CHARLOTTE, N.C. - The Sandbox is a local nonprofit that helps families whose children are battling cancer and other life-altering illnesses.
The group said it has collected hundreds of dollars' worth of gift cards and food for families struggling to have a joyful Thanksgiving.
BJ Hamilton told Eyewitness News that her daughter Kinley had a grateful and thoughtful heart.
"Always thought of others," Hamilton said.
She said Kinley was only 11 years old when she was diagnosed with a brain tumor. Last October, Kinley passed away. A month later, a difficult holiday changed a bit when a Thanksgiving basket appeared.
"It was amazing just to know that we didn't have to worry," said Hamilton.
This year, the same group that gave her that basket is giving out more than 100 of the Thanksgiving dinner baskets again. The Sandbox is giving the baskets to families in the Charlotte area whose children are battling very serious illnesses.
"It just takes that off them and just lets them know they are being thought of," said Mary Parker, a volunteer.
Parker and her family helped organize the Thanksgiving project this year. She says the meals help some families who have been financially hurt by the cost of treatment, traveling and missed work.
The group is also giving some baskets and food to the Ronald McDonald House in Charlotte. The house is serving more than two dozen families this Thanksgiving with food donated by several groups.
"If it wasn't for them, we wouldn't be having one," said Jackie Sells.
Sells' son Austin is just 6 years old. She says he has cerebral palsy, and is legally blind and deaf.

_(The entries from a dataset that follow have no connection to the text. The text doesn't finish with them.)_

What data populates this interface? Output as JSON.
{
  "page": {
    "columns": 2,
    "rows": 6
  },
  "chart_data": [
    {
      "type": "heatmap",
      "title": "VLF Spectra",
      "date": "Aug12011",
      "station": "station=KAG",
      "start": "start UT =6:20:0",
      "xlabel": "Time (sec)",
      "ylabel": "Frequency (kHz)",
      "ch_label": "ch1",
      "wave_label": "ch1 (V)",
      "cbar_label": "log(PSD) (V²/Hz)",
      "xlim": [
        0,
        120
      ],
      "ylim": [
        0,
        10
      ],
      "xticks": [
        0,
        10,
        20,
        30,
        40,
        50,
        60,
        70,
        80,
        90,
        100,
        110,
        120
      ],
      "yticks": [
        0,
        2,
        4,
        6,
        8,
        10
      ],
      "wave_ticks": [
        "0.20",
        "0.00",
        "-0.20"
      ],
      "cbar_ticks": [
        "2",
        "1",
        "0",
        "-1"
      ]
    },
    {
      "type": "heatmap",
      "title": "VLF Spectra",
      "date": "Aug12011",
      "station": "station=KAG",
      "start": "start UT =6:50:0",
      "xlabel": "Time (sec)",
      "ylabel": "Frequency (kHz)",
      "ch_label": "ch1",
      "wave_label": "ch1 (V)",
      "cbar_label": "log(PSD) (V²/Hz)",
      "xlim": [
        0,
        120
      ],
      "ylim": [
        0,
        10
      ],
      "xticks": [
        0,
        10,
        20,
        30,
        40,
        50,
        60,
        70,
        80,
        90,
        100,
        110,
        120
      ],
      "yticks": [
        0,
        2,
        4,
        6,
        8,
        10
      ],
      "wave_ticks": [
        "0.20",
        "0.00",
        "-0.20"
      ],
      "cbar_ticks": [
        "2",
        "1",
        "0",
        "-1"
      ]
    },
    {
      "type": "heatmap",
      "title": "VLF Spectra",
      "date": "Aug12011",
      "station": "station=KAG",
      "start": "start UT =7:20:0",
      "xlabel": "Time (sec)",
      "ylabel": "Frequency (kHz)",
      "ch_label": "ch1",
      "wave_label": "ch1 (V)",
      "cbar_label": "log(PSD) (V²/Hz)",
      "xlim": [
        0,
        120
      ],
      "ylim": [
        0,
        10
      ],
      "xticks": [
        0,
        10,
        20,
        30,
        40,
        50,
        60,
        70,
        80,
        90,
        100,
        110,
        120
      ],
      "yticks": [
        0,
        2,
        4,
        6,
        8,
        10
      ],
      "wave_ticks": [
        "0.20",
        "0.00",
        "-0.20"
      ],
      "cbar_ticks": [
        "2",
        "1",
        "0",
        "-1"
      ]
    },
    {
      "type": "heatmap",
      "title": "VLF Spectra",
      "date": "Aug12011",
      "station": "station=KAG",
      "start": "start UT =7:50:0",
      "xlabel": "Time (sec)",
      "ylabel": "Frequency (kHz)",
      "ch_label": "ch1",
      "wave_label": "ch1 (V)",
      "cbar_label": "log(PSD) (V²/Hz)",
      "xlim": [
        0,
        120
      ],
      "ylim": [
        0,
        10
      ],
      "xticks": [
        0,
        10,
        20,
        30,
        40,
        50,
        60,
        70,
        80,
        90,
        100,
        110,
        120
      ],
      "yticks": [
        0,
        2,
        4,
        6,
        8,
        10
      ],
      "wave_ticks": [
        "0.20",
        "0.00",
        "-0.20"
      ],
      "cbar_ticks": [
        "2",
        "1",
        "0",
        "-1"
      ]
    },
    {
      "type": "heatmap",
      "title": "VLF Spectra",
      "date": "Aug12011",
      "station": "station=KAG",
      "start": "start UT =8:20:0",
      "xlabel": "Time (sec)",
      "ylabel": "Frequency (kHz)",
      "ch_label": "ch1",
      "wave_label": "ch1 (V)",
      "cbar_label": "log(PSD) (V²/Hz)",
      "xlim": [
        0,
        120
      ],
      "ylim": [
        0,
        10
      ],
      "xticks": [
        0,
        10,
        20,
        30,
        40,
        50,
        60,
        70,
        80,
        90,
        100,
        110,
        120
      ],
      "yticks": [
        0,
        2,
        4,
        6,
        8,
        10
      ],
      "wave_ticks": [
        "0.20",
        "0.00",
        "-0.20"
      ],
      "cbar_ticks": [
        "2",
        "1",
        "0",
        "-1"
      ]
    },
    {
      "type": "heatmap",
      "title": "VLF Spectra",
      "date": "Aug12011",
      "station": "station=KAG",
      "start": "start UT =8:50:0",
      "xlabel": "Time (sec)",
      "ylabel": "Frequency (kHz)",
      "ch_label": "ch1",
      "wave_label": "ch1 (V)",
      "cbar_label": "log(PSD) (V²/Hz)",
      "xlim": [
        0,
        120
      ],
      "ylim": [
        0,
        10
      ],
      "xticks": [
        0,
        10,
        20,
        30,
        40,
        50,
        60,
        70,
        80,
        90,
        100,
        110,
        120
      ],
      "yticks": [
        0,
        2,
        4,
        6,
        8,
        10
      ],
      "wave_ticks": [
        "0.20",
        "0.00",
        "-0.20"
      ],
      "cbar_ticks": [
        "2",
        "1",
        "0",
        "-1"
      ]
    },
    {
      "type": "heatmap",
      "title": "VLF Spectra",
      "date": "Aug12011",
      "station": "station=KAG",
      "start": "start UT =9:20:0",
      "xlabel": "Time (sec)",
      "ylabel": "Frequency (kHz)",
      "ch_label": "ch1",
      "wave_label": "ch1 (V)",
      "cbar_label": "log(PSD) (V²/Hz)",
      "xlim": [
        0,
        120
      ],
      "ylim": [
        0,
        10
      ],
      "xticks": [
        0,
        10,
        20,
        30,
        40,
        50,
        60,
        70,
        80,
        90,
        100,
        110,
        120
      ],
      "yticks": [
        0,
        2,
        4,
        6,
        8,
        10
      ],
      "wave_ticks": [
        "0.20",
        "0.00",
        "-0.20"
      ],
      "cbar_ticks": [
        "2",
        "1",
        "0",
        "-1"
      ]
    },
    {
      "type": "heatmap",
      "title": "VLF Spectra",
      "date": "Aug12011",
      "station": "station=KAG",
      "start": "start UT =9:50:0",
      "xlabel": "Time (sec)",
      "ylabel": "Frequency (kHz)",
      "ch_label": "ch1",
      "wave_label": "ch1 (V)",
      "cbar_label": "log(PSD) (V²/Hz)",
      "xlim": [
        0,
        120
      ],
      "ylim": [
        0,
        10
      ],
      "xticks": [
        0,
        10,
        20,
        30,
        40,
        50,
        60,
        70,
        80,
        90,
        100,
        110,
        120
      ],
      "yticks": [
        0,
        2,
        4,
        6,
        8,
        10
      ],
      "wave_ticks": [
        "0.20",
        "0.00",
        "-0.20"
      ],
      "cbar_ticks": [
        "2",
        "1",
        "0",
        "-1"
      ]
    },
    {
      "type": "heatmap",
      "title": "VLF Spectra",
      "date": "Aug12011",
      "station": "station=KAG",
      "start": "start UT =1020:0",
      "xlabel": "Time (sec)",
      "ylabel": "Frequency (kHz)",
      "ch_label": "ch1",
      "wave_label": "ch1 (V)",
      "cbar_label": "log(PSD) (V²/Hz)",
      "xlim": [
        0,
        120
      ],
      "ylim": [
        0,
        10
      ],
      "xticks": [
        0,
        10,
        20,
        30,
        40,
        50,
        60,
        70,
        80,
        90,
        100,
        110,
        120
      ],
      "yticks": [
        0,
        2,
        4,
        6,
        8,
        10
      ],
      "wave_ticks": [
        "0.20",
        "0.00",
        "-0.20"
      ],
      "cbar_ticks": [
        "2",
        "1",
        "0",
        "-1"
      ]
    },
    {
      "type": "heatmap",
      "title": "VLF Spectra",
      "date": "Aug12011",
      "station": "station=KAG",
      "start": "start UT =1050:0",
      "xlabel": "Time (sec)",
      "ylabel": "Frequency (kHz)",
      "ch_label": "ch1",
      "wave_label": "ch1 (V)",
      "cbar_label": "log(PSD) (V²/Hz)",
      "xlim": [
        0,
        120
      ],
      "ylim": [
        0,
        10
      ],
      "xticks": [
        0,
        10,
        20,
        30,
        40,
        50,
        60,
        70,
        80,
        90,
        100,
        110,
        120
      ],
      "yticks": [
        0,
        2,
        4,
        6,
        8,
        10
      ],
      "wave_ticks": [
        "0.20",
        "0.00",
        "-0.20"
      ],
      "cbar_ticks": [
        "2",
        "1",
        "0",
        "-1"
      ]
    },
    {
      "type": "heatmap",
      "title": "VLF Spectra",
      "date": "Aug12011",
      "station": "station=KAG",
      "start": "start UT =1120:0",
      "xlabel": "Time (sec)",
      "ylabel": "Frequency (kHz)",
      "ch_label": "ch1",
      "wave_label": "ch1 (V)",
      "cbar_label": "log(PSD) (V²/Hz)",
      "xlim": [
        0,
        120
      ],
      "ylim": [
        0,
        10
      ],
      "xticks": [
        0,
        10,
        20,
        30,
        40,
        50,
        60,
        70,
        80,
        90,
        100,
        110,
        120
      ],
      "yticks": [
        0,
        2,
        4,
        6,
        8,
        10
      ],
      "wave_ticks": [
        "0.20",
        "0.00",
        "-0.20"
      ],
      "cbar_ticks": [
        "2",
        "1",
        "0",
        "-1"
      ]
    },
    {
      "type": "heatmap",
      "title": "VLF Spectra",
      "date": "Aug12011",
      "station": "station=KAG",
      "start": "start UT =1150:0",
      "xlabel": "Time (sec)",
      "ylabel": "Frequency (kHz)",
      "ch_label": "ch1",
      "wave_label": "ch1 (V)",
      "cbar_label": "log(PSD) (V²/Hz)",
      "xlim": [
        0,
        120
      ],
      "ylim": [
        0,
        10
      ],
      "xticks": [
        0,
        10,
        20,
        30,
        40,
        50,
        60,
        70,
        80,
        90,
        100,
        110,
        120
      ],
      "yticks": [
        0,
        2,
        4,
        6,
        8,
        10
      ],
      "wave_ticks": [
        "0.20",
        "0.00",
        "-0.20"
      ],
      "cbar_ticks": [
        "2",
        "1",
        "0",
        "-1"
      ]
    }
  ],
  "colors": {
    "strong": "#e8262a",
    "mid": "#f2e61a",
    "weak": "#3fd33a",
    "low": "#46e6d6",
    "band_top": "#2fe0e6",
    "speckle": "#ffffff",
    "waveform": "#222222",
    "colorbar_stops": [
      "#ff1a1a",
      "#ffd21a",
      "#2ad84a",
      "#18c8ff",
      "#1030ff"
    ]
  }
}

Over the past year, she says, they've spent more time in hospitals than home, dealing with health complications. But they are hopeful new hearing aids will help him talk again.
"I can't wait for him to say 'I love you mommy' again," she said. "I am so thankful for everything God has done for all these little children. They are so much stronger, I think, than we give them credit for."
These families are facing such big challenges, a meal may seem trivial. But Sells and Hamilton said it's not.
"Just to know there is someone still out there and still thinks about you," said Hamilton.
"They will never know what it means," said Sells.